Love Means…No Limits is the ninth book in Andrew Grey’s Farm series. When I originally began this series, I loved the stories, the characters, the family, the struggles, and the happily-ever-afters. But somewhere along the line, the stories got a little easy and not really believable. This book just emphasized that. Out of all of the Farm stories, this is my least favorite.

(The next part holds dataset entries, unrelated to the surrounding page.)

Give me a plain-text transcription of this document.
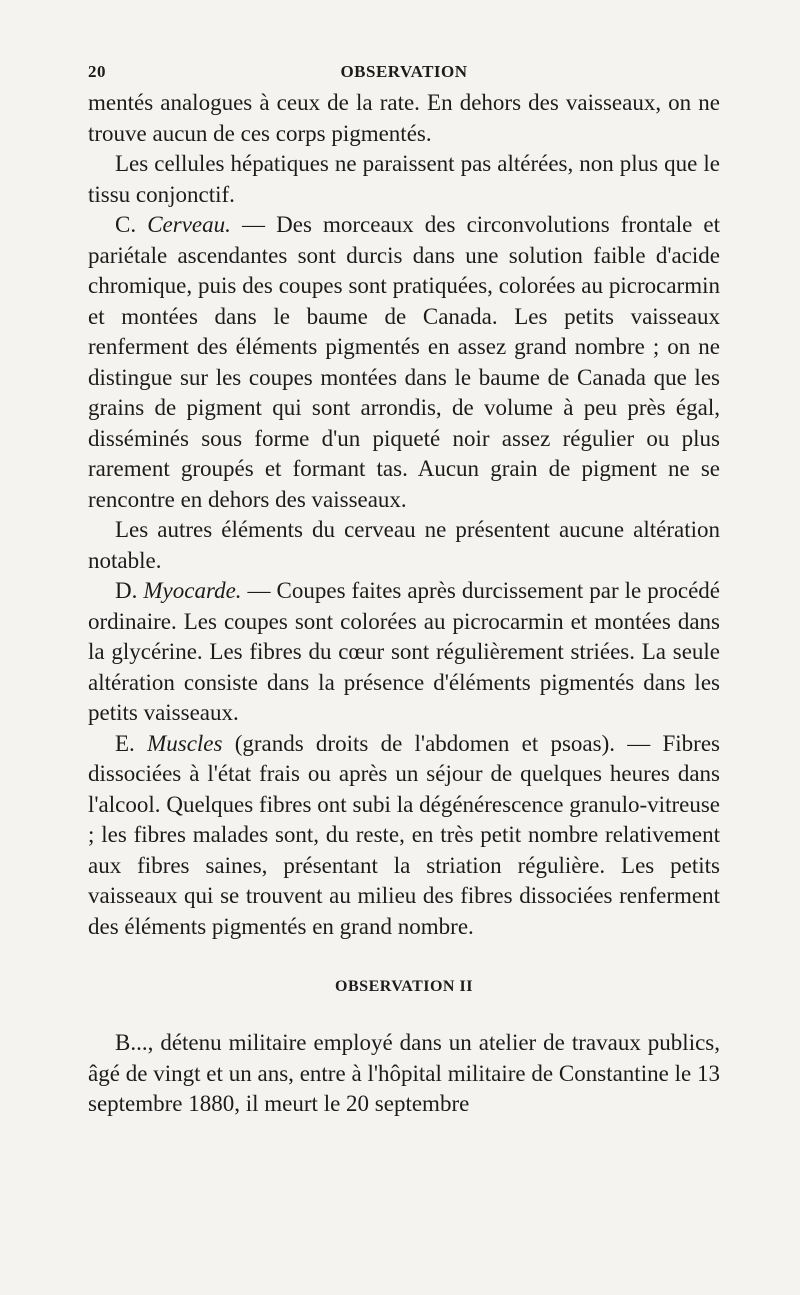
20	OBSERVATION

mentés analogues à ceux de la rate. En dehors des vaisseaux, on ne trouve aucun de ces corps pigmentés.

Les cellules hépatiques ne paraissent pas altérées, non plus que le tissu conjonctif.

C. Cerveau. — Des morceaux des circonvolutions frontale et pariétale ascendantes sont durcis dans une solution faible d'acide chromique, puis des coupes sont pratiquées, colorées au picrocarmin et montées dans le baume de Canada. Les petits vaisseaux renferment des éléments pigmentés en assez grand nombre ; on ne distingue sur les coupes montées dans le baume de Canada que les grains de pigment qui sont arrondis, de volume à peu près égal, disséminés sous forme d'un piqueté noir assez régulier ou plus rarement groupés et formant tas. Aucun grain de pigment ne se rencontre en dehors des vaisseaux.

Les autres éléments du cerveau ne présentent aucune altération notable.

D. Myocarde. — Coupes faites après durcissement par le procédé ordinaire. Les coupes sont colorées au picrocarmin et montées dans la glycérine. Les fibres du cœur sont régulièrement striées. La seule altération consiste dans la présence d'éléments pigmentés dans les petits vaisseaux.

E. Muscles (grands droits de l'abdomen et psoas). — Fibres dissociées à l'état frais ou après un séjour de quelques heures dans l'alcool. Quelques fibres ont subi la dégénérescence granulo-vitreuse ; les fibres malades sont, du reste, en très petit nombre relativement aux fibres saines, présentant la striation régulière. Les petits vaisseaux qui se trouvent au milieu des fibres dissociées renferment des éléments pigmentés en grand nombre.

OBSERVATION II

B..., détenu militaire employé dans un atelier de travaux publics, âgé de vingt et un ans, entre à l'hôpital militaire de Constantine le 13 septembre 1880, il meurt le 20 septembre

Tyrone is my favorite part of this story the story. He’s a strong, black young man with morals and goals. He loves his family regardless of their blatant homophobia. His journey in this story is one of self-acceptance. He’s known he was gay since he was younger, but he’s hidden it because of his family’s hatred. But he questions his decision to hide as he gets to know Bart better. Bart is not a very consistent character. At first he’s rebellious and angry, but then transforms into a caring and selfless young man with very little fight or argument. I just feel that it was a very odd leap. I have to give kudos to the interracial relationship aspect of this story. I love a good story with some racial diversity, and that is definitely hit upon within this story.

Love Means…No Fear has its good points, but it has its mediocre points too. The mediocre just outweighs the good. My biggest quibble is with Bart’s drug recovery. Honestly, it’s not altogether realistic. First, it seemed extremely easy. And for a rebellious kid who really didn’t want to quit using drugs, Bart accepted it so quickly without much struggle. Another quibble is mushy writing. For example:

Tyrone loved how his face lit when he smiled, revealing the cutest dimples that Tyrone wanted to reach over to pinch.

It’s baby talk about an adult. It’s just not something that I like to read when referring to two adult characters. It’s not only mushy in the narrative but the conversation and dialogue, as well. It is just a little too awkward and quite melodramatic.

I have been a fan of Andrew Grey’s for a while now, and this one bad experience won’t change that. He’s written a lot of books that have reached above and beyond my expectations, but this book isn’t one of those. Unrealistic and mushy seem to be the best descriptions I can come up with for this installment. Luckily, this series isn’t one of those that has a common story arc. So if you want to skip this book, you won’t really be missing anything, and it may save you some irritation.